Enter a description and copy the search from Splunk Security Essentials into the search using Manual mode. In the annotations field, enter the Mitre technique identifier or, if using a different framework, the appropriate identifier. SSE helps put all information in one place, making it a good development environment and complement to Splunk Enterprise Security.
Finally, you will need to configure the scheduling, throttling, and adaptive response settings for the search. For more information, see Configure correlation searches in Splunk Enterprise Security.
When the search is configured, ideally you would have a Red team activity simulate the technique on a canary system and make sure the detection works. If you have too much noise from production systems, you need to figure out how to eliminate the false positives. The Process.user may need to be added to a list of safe users or some similar element that signifies safe use of these commands. That is part of the development process.
Results
Being able to start with threats in a framework like MITRE, map them to detections that the Splunk Threat Research Team (STRT) has built goes along way toward getting the right ransomware monitoring in place. Frameworks decrease the amount of work you have to do, often down to tuning and adjustments to fit into your environment. This kind of start should greatly accelerate and expand your detection coverage. After you have one detection working well, it is time to configure more so that your coverage expands.

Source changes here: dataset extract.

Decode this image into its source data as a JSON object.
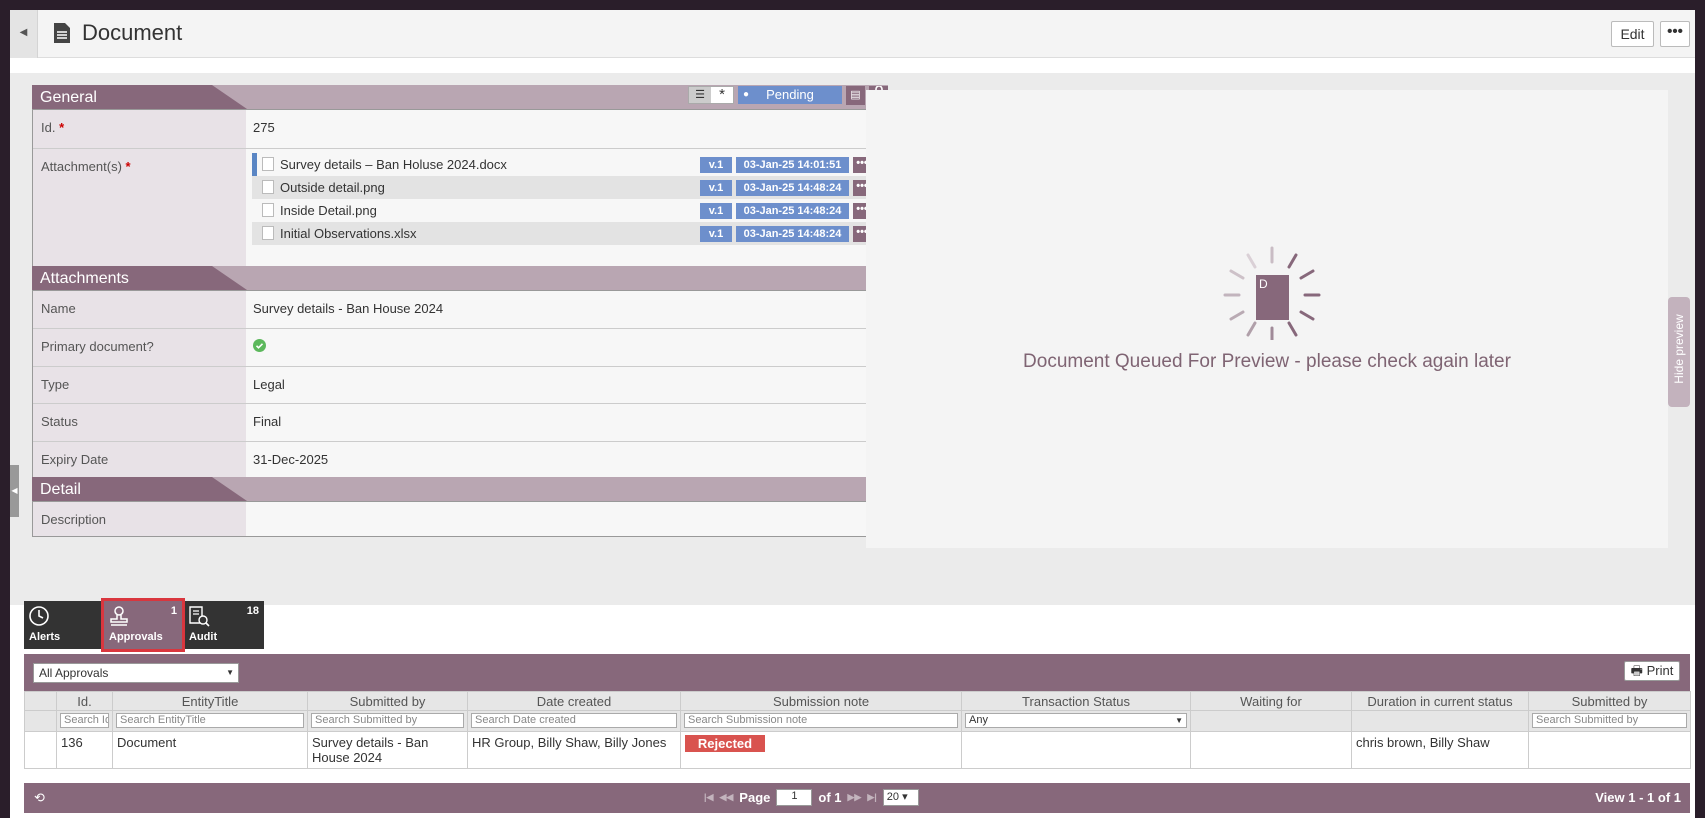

There are currently 368 results returned from a search on ransomware at the STRT github site! You could need to implement many of these detections in order to get comprehensive coverage for ransomware. The monitoring coverage is automated by scheduled searches and are surfaced to the SOC by notable events. In order to scale your scans (sweeps) that look for indicators of attack these detections are designed for, you need to use accelerated data models and the tstats command. The reason is that these are is typically 7-10 times faster then straight SPL against indexes. While it easier to use straight SPL to build your own detections, it will not scale. By leveraging the detections from the STRT, you will have much better coverage and alignment to known threats and most of the search work is already done.